A number of other Saldus residents seemed to agree. "This is not a swastika. A swastika is the other way around," Uldis, a local janitor, told RT’s Ruptly video agency.
In fact, the Nazi swastika is the exact same way around, and even tilted at the same angle on the Third Reich's 1933-1945 flag, and in that shape is banned in a number of European countries.
While the swastika in the general sense is a spiritual and religious symbol that has been seen for millenia across India and Asia, the particular straight-angled, tilted, right-facing form displayed in Saldus has now come to be firmly associated with Nazi Germany and the atrocities it committed.
In Latvian folk tradition, the swastika, known as the "Fire Cross" or "Thunder Cross," is iconic of the god of thunder, light, lightning, power and happiness.
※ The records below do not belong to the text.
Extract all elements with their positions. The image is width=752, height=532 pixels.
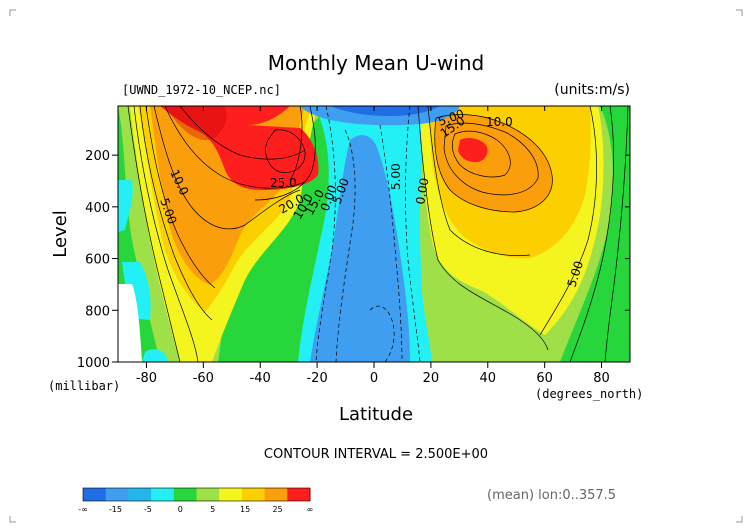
dataset-label: [UWND_1972-10_NCEP.nc] — [122, 83, 281, 97]
region-red-core — [165, 106, 227, 141]
plot-area: 5.00 10.0 15.0 20.0 25.0 10.0 5.00 0.00 … — [118, 106, 630, 362]
legend-label: -15 — [109, 505, 122, 514]
corner-marks — [9, 9, 743, 523]
legend-label: -5 — [144, 505, 152, 514]
y-axis-unit: (millibar) — [48, 379, 120, 393]
legend-label: 15 — [240, 505, 250, 514]
legend-swatch — [173, 488, 197, 501]
contour-label: 5.00 — [389, 163, 403, 190]
x-tick-label: -80 — [136, 371, 157, 386]
y-tick-label: 400 — [85, 201, 110, 216]
legend-swatch — [241, 488, 266, 501]
y-axis: 200 400 600 800 1000 — [77, 149, 630, 371]
contour-interval-text: CONTOUR INTERVAL = 2.500E+00 — [264, 447, 488, 462]
legend-swatch — [151, 488, 175, 501]
x-axis: -80 -60 -40 -20 0 20 40 60 80 — [136, 106, 610, 386]
legend-swatch — [264, 488, 288, 501]
legend-swatch — [287, 488, 311, 501]
region-red-north — [458, 137, 488, 163]
y-tick-label: 600 — [85, 253, 110, 268]
legend-label: ∞ — [307, 505, 314, 514]
region-cyan-surface-left — [142, 349, 168, 362]
contour-label: 25.0 — [270, 176, 297, 190]
region-blue-tongue — [310, 135, 410, 362]
color-legend: -∞ -15 -5 0 5 15 25 ∞ — [78, 487, 314, 514]
x-axis-unit: (degrees_north) — [535, 387, 643, 401]
averaging-note: (mean) lon:0..357.5 — [487, 488, 616, 503]
axes: -80 -60 -40 -20 0 20 40 60 80 200 400 600 800 1000 — [77, 105, 631, 386]
x-tick-label: 40 — [480, 371, 497, 386]
y-tick-label: 800 — [85, 304, 110, 319]
legend-swatch — [219, 488, 243, 501]
legend-frame — [82, 487, 311, 502]
legend-label: -∞ — [78, 505, 88, 514]
region-cyan-left — [118, 180, 133, 232]
region-deepblue-top — [330, 106, 440, 116]
contour-label: 10.0 — [486, 115, 513, 129]
chart-title: Monthly Mean U-wind — [268, 51, 484, 75]
y-axis-label: Level — [50, 210, 71, 258]
region-white-patch — [118, 284, 142, 362]
region-red-south — [160, 106, 319, 190]
x-tick-label: -60 — [193, 371, 214, 386]
legend-label: 5 — [210, 505, 215, 514]
legend-label: 25 — [272, 505, 282, 514]
contour-lines — [127, 106, 629, 362]
x-tick-label: 60 — [536, 371, 553, 386]
legend-swatch — [83, 488, 107, 501]
x-tick-label: -40 — [250, 371, 271, 386]
legend-swatch — [128, 488, 152, 501]
x-tick-label: 20 — [423, 371, 440, 386]
units-label: (units:m/s) — [554, 82, 630, 98]
contour-lines-dashed — [315, 106, 421, 362]
legend-swatch — [196, 488, 220, 501]
x-axis-label: Latitude — [339, 404, 413, 425]
x-tick-label: 80 — [593, 371, 610, 386]
y-tick-label: 200 — [85, 149, 110, 164]
y-tick-label: 1000 — [77, 356, 110, 371]
x-tick-label: 0 — [370, 371, 378, 386]
legend-swatch — [105, 488, 129, 501]
contour-label: 0.00 — [413, 177, 431, 206]
x-tick-label: -20 — [306, 371, 327, 386]
legend-label: 0 — [178, 505, 183, 514]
As such, it is often incorporated into complex patterns used for jewelry and clothing like mittens.
The Fire Cross, overlayed on a "cross of crosses", was also used in the 1930s by the Latvian Perkonkrusts, an ultranationalist movement that adopted aspects of fascism and Nazism, although at the beginning it was equally opposed to Germans and Jews. Later during WWII, some Latvian nationalists collaborated with the German forces against the Soviets, with members of the Perkonkrusts taking a keen role in the Holocaust.
In Latvia Nazi collaborators are still honored on Legion Day, an unofficial holiday in which veterans of the Latvian Legion of the Waffen-SS openly march through Riga. Russia has repeatedly voiced its concerns about the glorification of Nazi-era war criminals and the relaxed attitude of the authorities towards the march.
With this dark chapter of Latvian history still celebrated in some circles, it is easy to see how a symbol standing for happiness and prosperity could be mistaken for something more sinister.
The debate over whether the swastika can be acknowledged as a symbol of ancient traditions rather than a genocidal regime has also raged in neighboring countries. In 2010, a court in the city of Klaipeda, Lithuania, ruled in favor of four men who displayed swastikas at the national independence parade, stating the sign is part of the country’s historical legacy and not a Nazi symbol.